Black workers weren’t recalled after pandemic layoff: Hooters pays $650K

Hooters of Louisiana, LLC has agreed to pay $650,000 to settle a race discrimination and retaliation suit, the Equal Opportunity Employment Commission (EEOC) announced.
According to the EEOC’s lawsuit, a Hooters location in Metairie subjected Black workers to a work environment that allowed offensive and demeaning remarks based on their race since at least 2017.
When the pandemic hit in early 2020, the entire staff was laid off. By May of 2020, Hooters recalled some former employees, all of whom were white.
Pandemic layoff ends — or does it?
But Hooters didn’t rehire any of the Black workers – despite their qualifications and experience. Instead, the company initially “restaffed the restaurant solely with non-Black employees,” the EEOC alleged.

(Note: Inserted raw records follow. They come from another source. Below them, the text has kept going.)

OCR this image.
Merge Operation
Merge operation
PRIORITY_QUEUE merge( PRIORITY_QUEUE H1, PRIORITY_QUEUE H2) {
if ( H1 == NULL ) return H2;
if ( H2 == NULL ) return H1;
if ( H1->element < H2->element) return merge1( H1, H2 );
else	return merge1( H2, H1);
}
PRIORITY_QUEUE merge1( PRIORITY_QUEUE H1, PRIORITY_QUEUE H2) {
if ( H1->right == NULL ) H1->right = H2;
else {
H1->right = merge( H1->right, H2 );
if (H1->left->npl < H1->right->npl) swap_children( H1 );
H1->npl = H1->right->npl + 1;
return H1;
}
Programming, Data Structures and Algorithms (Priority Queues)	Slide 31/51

The Black employees, who knew their white co-workers had been recalled, made formal complaints via the company’s corporate hotline.
The employer’s actions amounted to race discrimination and retaliation in violation of Title VII, the EEOC said. The agency filed a lawsuit on behalf of the former employees.

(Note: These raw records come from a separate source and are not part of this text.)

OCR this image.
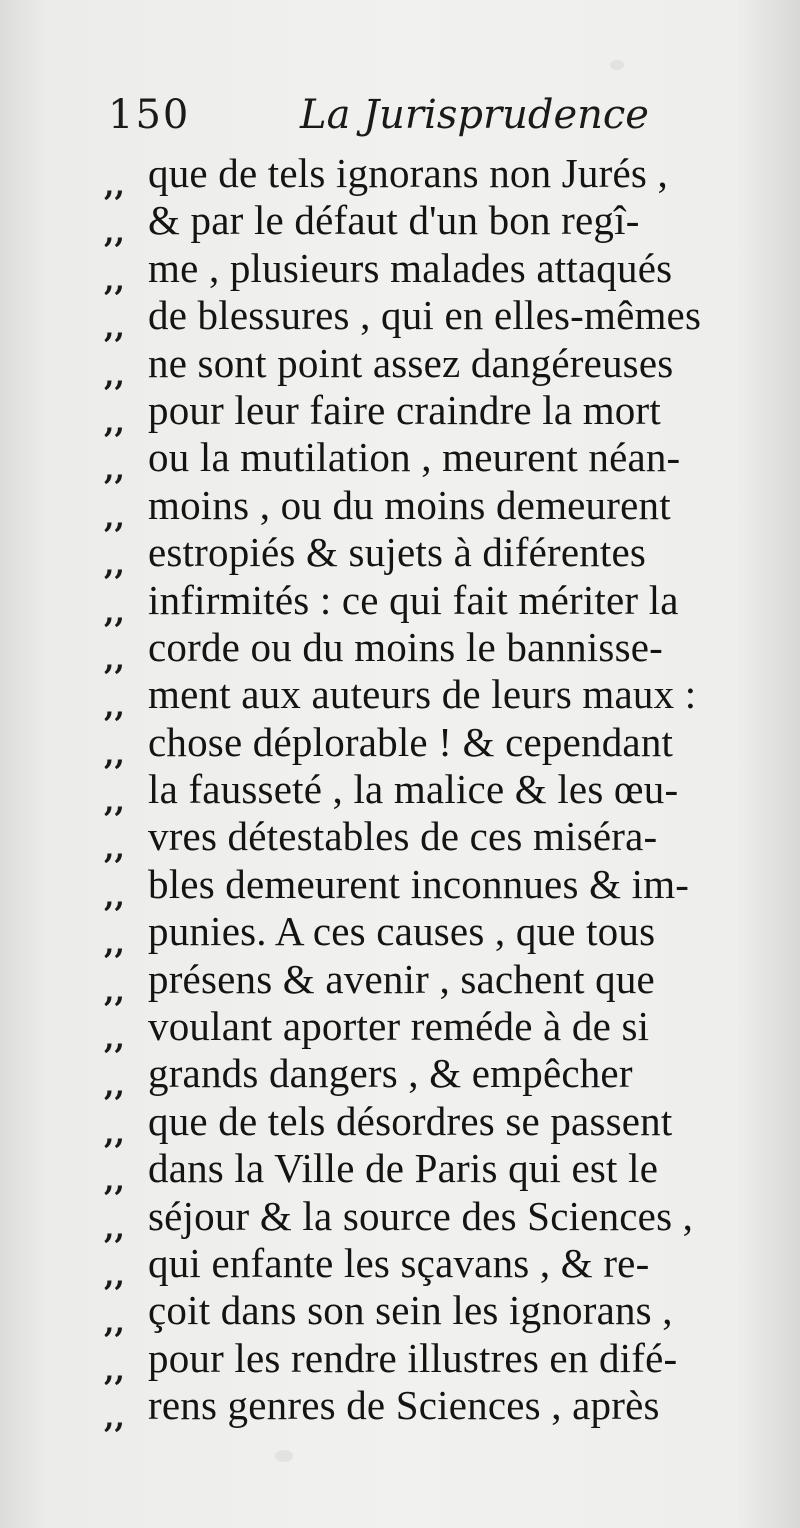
150	La Jurisprudence
,, que de tels ignorans non Jurés ,
,, & par le défaut d'un bon regî-
,, me , plusieurs malades attaqués
,, de blessures , qui en elles-mêmes
,, ne sont point assez dangéreuses
,, pour leur faire craindre la mort
,, ou la mutilation , meurent néan-
,, moins , ou du moins demeurent
,, estropiés & sujets à diférentes
,, infirmités : ce qui fait mériter la
,, corde ou du moins le bannisse-
,, ment aux auteurs de leurs maux :
,, chose déplorable ! & cependant
,, la fausseté , la malice & les œu-
,, vres détestables de ces miséra-
,, bles demeurent inconnues & im-
,, punies. A ces causes , que tous
,, présens & avenir , sachent que
,, voulant aporter reméde à de si
,, grands dangers , & empêcher
,, que de tels désordres se passent
,, dans la Ville de Paris qui est le
,, séjour & la source des Sciences ,
,, qui enfante les sçavans , & re-
,, çoit dans son sein les ignorans ,
,, pour les rendre illustres en difé-
,, rens genres de Sciences , après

To resolve the dispute, the company entered into a three-year consent decree. Under it, Hooters will pay the former employees $650,000 in back pay and damages. It must also:
- Conduct Title VII training
- Revise its policies
- Provide regular reports to the EEOC, and
- Post a notice affirming its obligations under Title VII.
Info: Hooters of Louisiana to Pay $650,000 to Resolve EEOC Race and Retaliation Lawsuit, 9/5/23.